Products on the list of duty-free imports include rice, flour, margarine, salt, milk powder, infants’ milk formula, tea (flavoured or not), petroleum jelly, toothpaste, bath soap, laundry bar and washing powder.

But Nzenza fired back, warning industries to move with time, as the African market converges.

She said companies must understand that current imports were only a precursor to the scope of competition that they face in an expanded, liberalised bloc called African Continental Free Trade Area (AfCFTA).

 “Local industry should prepare for inter-continental trade instead of crying foul over import regulations,” Nzenza told businessdigest.

 “Their products must be of good quality and they must be standardised. Continuing to shield the local industry will not make them grow. The modern way of doing things is to liberalise. Government is complementing the private sector by assisting them through different funding mechanisms,” Nzenza added.

But Matsheza said the current duty regime had unsettled producers.
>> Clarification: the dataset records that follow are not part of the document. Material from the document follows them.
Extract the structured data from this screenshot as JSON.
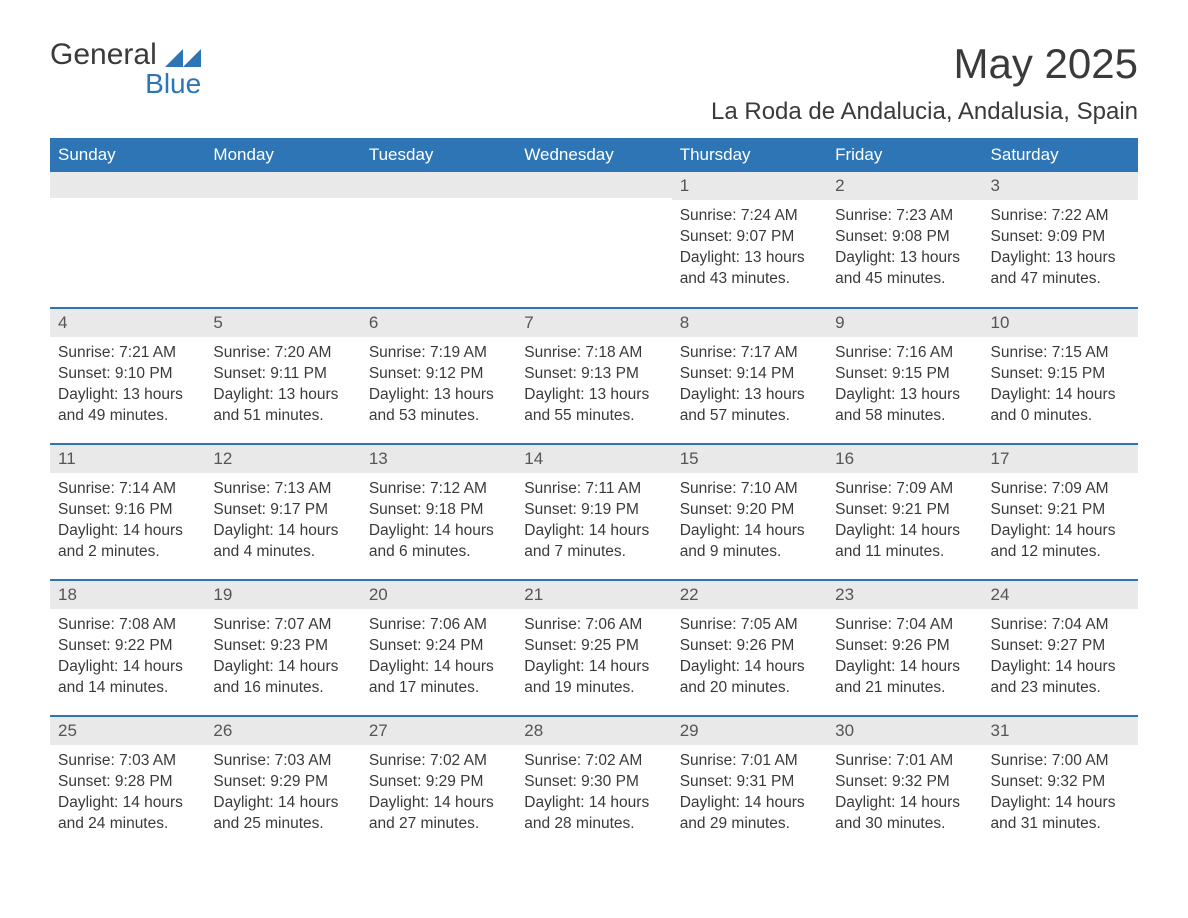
{
  "logo": {
    "word1": "General",
    "word2": "Blue"
  },
  "title": "May 2025",
  "location": "La Roda de Andalucia, Andalusia, Spain",
  "colors": {
    "accent": "#2e75b6",
    "header_text": "#ffffff",
    "body_text": "#3a3a3a",
    "daynum_bg": "#e9e9e9",
    "background": "#ffffff"
  },
  "table": {
    "columns": [
      "Sunday",
      "Monday",
      "Tuesday",
      "Wednesday",
      "Thursday",
      "Friday",
      "Saturday"
    ],
    "column_width_pct": 14.28,
    "header_fontsize": 17,
    "cell_fontsize": 15.5
  },
  "weeks": [
    [
      {
        "day": "",
        "sunrise": "",
        "sunset": "",
        "daylight1": "",
        "daylight2": ""
      },
      {
        "day": "",
        "sunrise": "",
        "sunset": "",
        "daylight1": "",
        "daylight2": ""
      },
      {
        "day": "",
        "sunrise": "",
        "sunset": "",
        "daylight1": "",
        "daylight2": ""
      },
      {
        "day": "",
        "sunrise": "",
        "sunset": "",
        "daylight1": "",
        "daylight2": ""
      },
      {
        "day": "1",
        "sunrise": "Sunrise: 7:24 AM",
        "sunset": "Sunset: 9:07 PM",
        "daylight1": "Daylight: 13 hours",
        "daylight2": "and 43 minutes."
      },
      {
        "day": "2",
        "sunrise": "Sunrise: 7:23 AM",
        "sunset": "Sunset: 9:08 PM",
        "daylight1": "Daylight: 13 hours",
        "daylight2": "and 45 minutes."
      },
      {
        "day": "3",
        "sunrise": "Sunrise: 7:22 AM",
        "sunset": "Sunset: 9:09 PM",
        "daylight1": "Daylight: 13 hours",
        "daylight2": "and 47 minutes."
      }
    ],
    [
      {
        "day": "4",
        "sunrise": "Sunrise: 7:21 AM",
        "sunset": "Sunset: 9:10 PM",
        "daylight1": "Daylight: 13 hours",
        "daylight2": "and 49 minutes."
      },
      {
        "day": "5",
        "sunrise": "Sunrise: 7:20 AM",
        "sunset": "Sunset: 9:11 PM",
        "daylight1": "Daylight: 13 hours",
        "daylight2": "and 51 minutes."
      },
      {
        "day": "6",
        "sunrise": "Sunrise: 7:19 AM",
        "sunset": "Sunset: 9:12 PM",
        "daylight1": "Daylight: 13 hours",
        "daylight2": "and 53 minutes."
      },
      {
        "day": "7",
        "sunrise": "Sunrise: 7:18 AM",
        "sunset": "Sunset: 9:13 PM",
        "daylight1": "Daylight: 13 hours",
        "daylight2": "and 55 minutes."
      },
      {
        "day": "8",
        "sunrise": "Sunrise: 7:17 AM",
        "sunset": "Sunset: 9:14 PM",
        "daylight1": "Daylight: 13 hours",
        "daylight2": "and 57 minutes."
      },
      {
        "day": "9",
        "sunrise": "Sunrise: 7:16 AM",
        "sunset": "Sunset: 9:15 PM",
        "daylight1": "Daylight: 13 hours",
        "daylight2": "and 58 minutes."
      },
      {
        "day": "10",
        "sunrise": "Sunrise: 7:15 AM",
        "sunset": "Sunset: 9:15 PM",
        "daylight1": "Daylight: 14 hours",
        "daylight2": "and 0 minutes."
      }
    ],
    [
      {
        "day": "11",
        "sunrise": "Sunrise: 7:14 AM",
        "sunset": "Sunset: 9:16 PM",
        "daylight1": "Daylight: 14 hours",
        "daylight2": "and 2 minutes."
      },
      {
        "day": "12",
        "sunrise": "Sunrise: 7:13 AM",
        "sunset": "Sunset: 9:17 PM",
        "daylight1": "Daylight: 14 hours",
        "daylight2": "and 4 minutes."
      },
      {
        "day": "13",
        "sunrise": "Sunrise: 7:12 AM",
        "sunset": "Sunset: 9:18 PM",
        "daylight1": "Daylight: 14 hours",
        "daylight2": "and 6 minutes."
      },
      {
        "day": "14",
        "sunrise": "Sunrise: 7:11 AM",
        "sunset": "Sunset: 9:19 PM",
        "daylight1": "Daylight: 14 hours",
        "daylight2": "and 7 minutes."
      },
      {
        "day": "15",
        "sunrise": "Sunrise: 7:10 AM",
        "sunset": "Sunset: 9:20 PM",
        "daylight1": "Daylight: 14 hours",
        "daylight2": "and 9 minutes."
      },
      {
        "day": "16",
        "sunrise": "Sunrise: 7:09 AM",
        "sunset": "Sunset: 9:21 PM",
        "daylight1": "Daylight: 14 hours",
        "daylight2": "and 11 minutes."
      },
      {
        "day": "17",
        "sunrise": "Sunrise: 7:09 AM",
        "sunset": "Sunset: 9:21 PM",
        "daylight1": "Daylight: 14 hours",
        "daylight2": "and 12 minutes."
      }
    ],
    [
      {
        "day": "18",
        "sunrise": "Sunrise: 7:08 AM",
        "sunset": "Sunset: 9:22 PM",
        "daylight1": "Daylight: 14 hours",
        "daylight2": "and 14 minutes."
      },
      {
        "day": "19",
        "sunrise": "Sunrise: 7:07 AM",
        "sunset": "Sunset: 9:23 PM",
        "daylight1": "Daylight: 14 hours",
        "daylight2": "and 16 minutes."
      },
      {
        "day": "20",
        "sunrise": "Sunrise: 7:06 AM",
        "sunset": "Sunset: 9:24 PM",
        "daylight1": "Daylight: 14 hours",
        "daylight2": "and 17 minutes."
      },
      {
        "day": "21",
        "sunrise": "Sunrise: 7:06 AM",
        "sunset": "Sunset: 9:25 PM",
        "daylight1": "Daylight: 14 hours",
        "daylight2": "and 19 minutes."
      },
      {
        "day": "22",
        "sunrise": "Sunrise: 7:05 AM",
        "sunset": "Sunset: 9:26 PM",
        "daylight1": "Daylight: 14 hours",
        "daylight2": "and 20 minutes."
      },
      {
        "day": "23",
        "sunrise": "Sunrise: 7:04 AM",
        "sunset": "Sunset: 9:26 PM",
        "daylight1": "Daylight: 14 hours",
        "daylight2": "and 21 minutes."
      },
      {
        "day": "24",
        "sunrise": "Sunrise: 7:04 AM",
        "sunset": "Sunset: 9:27 PM",
        "daylight1": "Daylight: 14 hours",
        "daylight2": "and 23 minutes."
      }
    ],
    [
      {
        "day": "25",
        "sunrise": "Sunrise: 7:03 AM",
        "sunset": "Sunset: 9:28 PM",
        "daylight1": "Daylight: 14 hours",
        "daylight2": "and 24 minutes."
      },
      {
        "day": "26",
        "sunrise": "Sunrise: 7:03 AM",
        "sunset": "Sunset: 9:29 PM",
        "daylight1": "Daylight: 14 hours",
        "daylight2": "and 25 minutes."
      },
      {
        "day": "27",
        "sunrise": "Sunrise: 7:02 AM",
        "sunset": "Sunset: 9:29 PM",
        "daylight1": "Daylight: 14 hours",
        "daylight2": "and 27 minutes."
      },
      {
        "day": "28",
        "sunrise": "Sunrise: 7:02 AM",
        "sunset": "Sunset: 9:30 PM",
        "daylight1": "Daylight: 14 hours",
        "daylight2": "and 28 minutes."
      },
      {
        "day": "29",
        "sunrise": "Sunrise: 7:01 AM",
        "sunset": "Sunset: 9:31 PM",
        "daylight1": "Daylight: 14 hours",
        "daylight2": "and 29 minutes."
      },
      {
        "day": "30",
        "sunrise": "Sunrise: 7:01 AM",
        "sunset": "Sunset: 9:32 PM",
        "daylight1": "Daylight: 14 hours",
        "daylight2": "and 30 minutes."
      },
      {
        "day": "31",
        "sunrise": "Sunrise: 7:00 AM",
        "sunset": "Sunset: 9:32 PM",
        "daylight1": "Daylight: 14 hours",
        "daylight2": "and 31 minutes."
      }
    ]
  ]
}
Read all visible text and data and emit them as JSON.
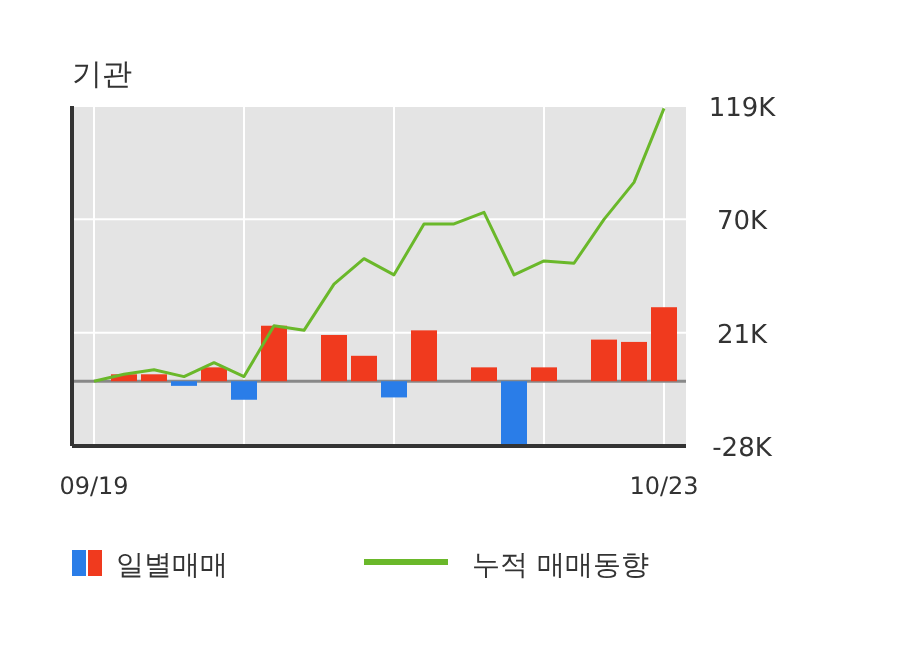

 “We were not in support of the suspension of duty and we engaged authorities but we didn’t succeed,” he told businessdigest.

“They kept to their position. We shouldn’t have gone that way. But they said they were protecting consumers.

We will continue to engage authorities,” the CZI president added.

Nzenza has already warned industries to brace up for stiffer competition with Africa’s biggest manufacturers as the region throws away trade barriers and opens up, following the historic AfCFTA pact, which came into effect in January last year.

Nzenza told industrialists last year that opportunities would be extensive as the US$3,2 trillion bloc eliminates duties on 90% of goods from member states.

But Zimbabwean firms must measure up to high quality, better priced products that will land from African peers under a liberalised regime.  It is the largest such trade bloc worldwide in terms of participating countries, with a market potential for goods and services of 1,2 billion people.